The Cox Sandwich & Waffle Shoppe Inc. was one of the many businesses operating in the hotel Circa 1930s. The proprietor, William Lea Cox, was born in Louisiana on July 3, 1891. He moved to New York after 1910. He married Caroline “Carrie” Unkel in 1913. He died June 21, 1939.

Helen Whiley, a music teacher and graduate of Vassar College, tried to jump off the roof of the Allerton Hotel in May 1929. She was prevented by the quick effort of a policeman. Whiley, 26, lived at the Allerton before moving to an apartment house at 238 West 11th Street. Friends said she had been ill with influenza. She was seen by friends as she climbed to the Allerton clubroom on the penthouse floor of the roof. She talked with several of them before she walked through to the roof. No one saw her when she climbed the narrow parapet which encircled the roof. After being rescued she was sent to Bellevue Hospital Center for observation.

The Women's University Club made the Allerton Hotel its headquarters beginning in May 1956. Their former headquarters was the New York Biltmore Hotel.

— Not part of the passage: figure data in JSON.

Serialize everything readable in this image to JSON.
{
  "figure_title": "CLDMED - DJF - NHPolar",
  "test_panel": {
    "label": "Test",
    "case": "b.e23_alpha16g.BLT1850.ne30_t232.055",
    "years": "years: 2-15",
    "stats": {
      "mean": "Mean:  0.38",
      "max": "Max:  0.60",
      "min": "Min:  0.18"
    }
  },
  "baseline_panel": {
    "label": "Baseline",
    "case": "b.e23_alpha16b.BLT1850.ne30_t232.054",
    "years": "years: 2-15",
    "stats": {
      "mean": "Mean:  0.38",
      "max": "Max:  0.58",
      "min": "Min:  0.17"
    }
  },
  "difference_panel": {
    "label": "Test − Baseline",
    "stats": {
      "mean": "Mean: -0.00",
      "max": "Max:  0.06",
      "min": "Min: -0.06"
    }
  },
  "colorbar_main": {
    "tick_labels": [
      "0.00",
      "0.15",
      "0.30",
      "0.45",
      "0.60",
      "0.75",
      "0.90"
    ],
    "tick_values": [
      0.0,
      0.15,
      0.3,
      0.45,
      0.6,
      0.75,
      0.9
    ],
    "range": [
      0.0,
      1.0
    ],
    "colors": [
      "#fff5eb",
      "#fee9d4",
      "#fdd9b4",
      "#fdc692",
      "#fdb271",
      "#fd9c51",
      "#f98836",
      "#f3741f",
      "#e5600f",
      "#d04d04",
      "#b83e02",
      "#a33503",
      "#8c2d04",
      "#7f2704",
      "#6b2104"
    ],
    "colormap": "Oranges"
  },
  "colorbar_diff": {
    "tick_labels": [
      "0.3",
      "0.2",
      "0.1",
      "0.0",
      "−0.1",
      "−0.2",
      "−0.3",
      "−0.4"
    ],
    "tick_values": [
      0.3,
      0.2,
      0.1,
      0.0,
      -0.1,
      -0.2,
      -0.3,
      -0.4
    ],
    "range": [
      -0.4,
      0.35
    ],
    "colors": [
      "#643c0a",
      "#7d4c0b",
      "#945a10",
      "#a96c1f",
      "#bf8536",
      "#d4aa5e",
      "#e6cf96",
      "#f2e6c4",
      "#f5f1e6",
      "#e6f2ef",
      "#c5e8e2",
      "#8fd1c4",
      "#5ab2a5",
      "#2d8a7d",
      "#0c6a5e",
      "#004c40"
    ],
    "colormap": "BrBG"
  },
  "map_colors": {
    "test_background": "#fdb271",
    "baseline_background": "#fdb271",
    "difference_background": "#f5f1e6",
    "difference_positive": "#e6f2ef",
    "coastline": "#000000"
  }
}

The Allerton Hotel at 302 West 22nd Street, New York City, was described as a welfare hotel in a 1990 article. A crying newborn baby was found in a garbage can there by a porter. The baby girl was taken to St. Vincent's Hospital and was reported to be in stable condition. Police thought the infant belonged to one of eighteen pregnant women then residing at the hotel. The facility is now an upscale The GEM Hotel.

Contrary to popular belief in Chicago, the Chicago hotel was never built nor owned by Robert Allerton, son of Samuel Allerton. Mr. Cushman asked Robert Allerton if he minded having the hotel named "Allerton" rather than "Cushman." Mr. Allerton had no problem with it.